Se eram necessárias mais provas de que os ricos são diferentes, elas podem ser encontradas em aSmallWorld.net, uma rede social na Internet da qual só participa quem é convidado.

“Preciso alugar 20 carros esportivos muito luxuosos para um evento na Suíça em 6 de setembro”, escreveu recentemente um membro no Forum, um núcleo popular do aSmallWorld. “Os carros SÓ PODEM SER Maserati, Ferrari, Lamborghini e Aston Martin!”.

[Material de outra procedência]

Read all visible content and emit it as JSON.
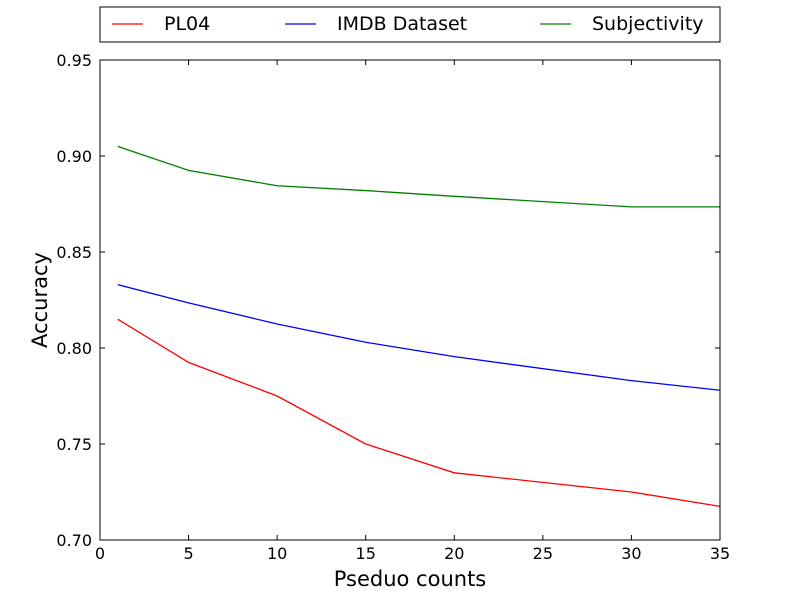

Um outro anunciou: “Se alguém estiver procurando uma ilha particular, tenho uma disponível agora para compra em Fiji”.

Criado há quatro anos, o site, anunciado como um Facebook para a elite social, cresceu de 500 membros para os atuais 150 mil usuários registrados. Em um momento em que Christina Aguilera tem 466.550 amigos no MySpace, o aSmallWorld tenta criar um nicho na Internet cultivando um clima de exclusividade.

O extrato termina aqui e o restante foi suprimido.